While he was away, in early 1941, George’s mother Alexandra moved to Hunter’s Hill, to Vienna Cottage. This became George’s home for nearly 50 years, he was its last tenant. This home is a small artisan’s cottage in Alexandra Street Hunters Hill, built in 1871. Being one of the suburb’s older stone buildings, it is of great interest to local history buffs. It is owned by the National Trust of Australia. Living in the cottage on his own after his mother died, George devoted himself to his garden – with his beloved roses, azaleas and especially his rows of annuals. Getting up at 4am, he had his breakfast and read the paper, then into the garden. A brief break for lunch then back again until dusk.

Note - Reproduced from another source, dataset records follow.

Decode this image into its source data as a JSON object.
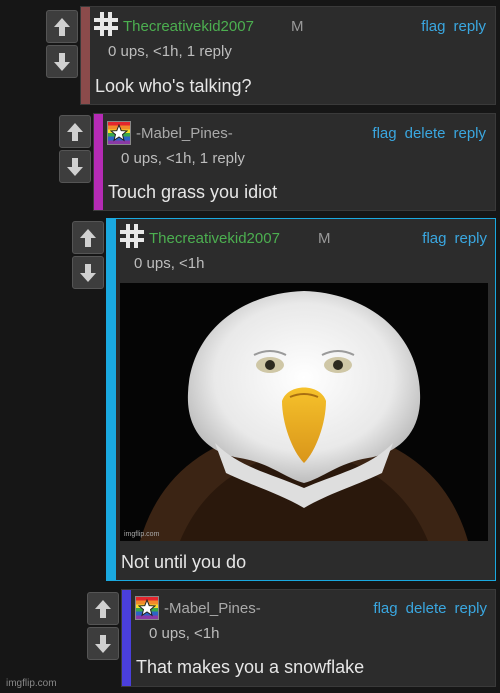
{
  "colors": {
    "background": "#161616",
    "card": "#2c2c2c",
    "link": "#3aa7e0",
    "green_user": "#4caf50",
    "bar_1": "#8b4b4b",
    "bar_2": "#b52bb5",
    "bar_3": "#1aa9e0",
    "bar_4": "#4a3fdc"
  },
  "comments": [
    {
      "username": "Thecreativekid2007",
      "tag": "M",
      "meta": "0 ups, <1h, 1 reply",
      "text": "Look who's talking?",
      "actions": [
        "flag",
        "reply"
      ],
      "icon": "hash-icon"
    },
    {
      "username": "-Mabel_Pines-",
      "tag": "",
      "meta": "0 ups, <1h, 1 reply",
      "text": "Touch grass you idiot",
      "actions": [
        "flag",
        "delete",
        "reply"
      ],
      "icon": "rainbow-star-icon"
    },
    {
      "username": "Thecreativekid2007",
      "tag": "M",
      "meta": "0 ups, <1h",
      "text": "Not until you do",
      "actions": [
        "flag",
        "reply"
      ],
      "icon": "hash-icon",
      "image_watermark": "imgflip.com"
    },
    {
      "username": "-Mabel_Pines-",
      "tag": "",
      "meta": "0 ups, <1h",
      "text": "That makes you a snowflake",
      "actions": [
        "flag",
        "delete",
        "reply"
      ],
      "icon": "rainbow-star-icon"
    }
  ],
  "page_watermark": "imgflip.com"
}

George was not a communicative man and some people found him brusque and unfriendly. But his neighbours remember the kindness he showed to their children. He was bemused as to why people found Vienna so important. However, he tolerated the inevitable invasion of his privacy and was always co-operative with the local members of the National Trust. When he moved to the Narrabeen War Veterans’ Home in 1991, George left a challenge for the Trust which had no hope of keeping such a high-maintenance garden, while wanting one which recaptured something of the brightness of its past.
George passed away on 16 August 1994, at the age of 82 years.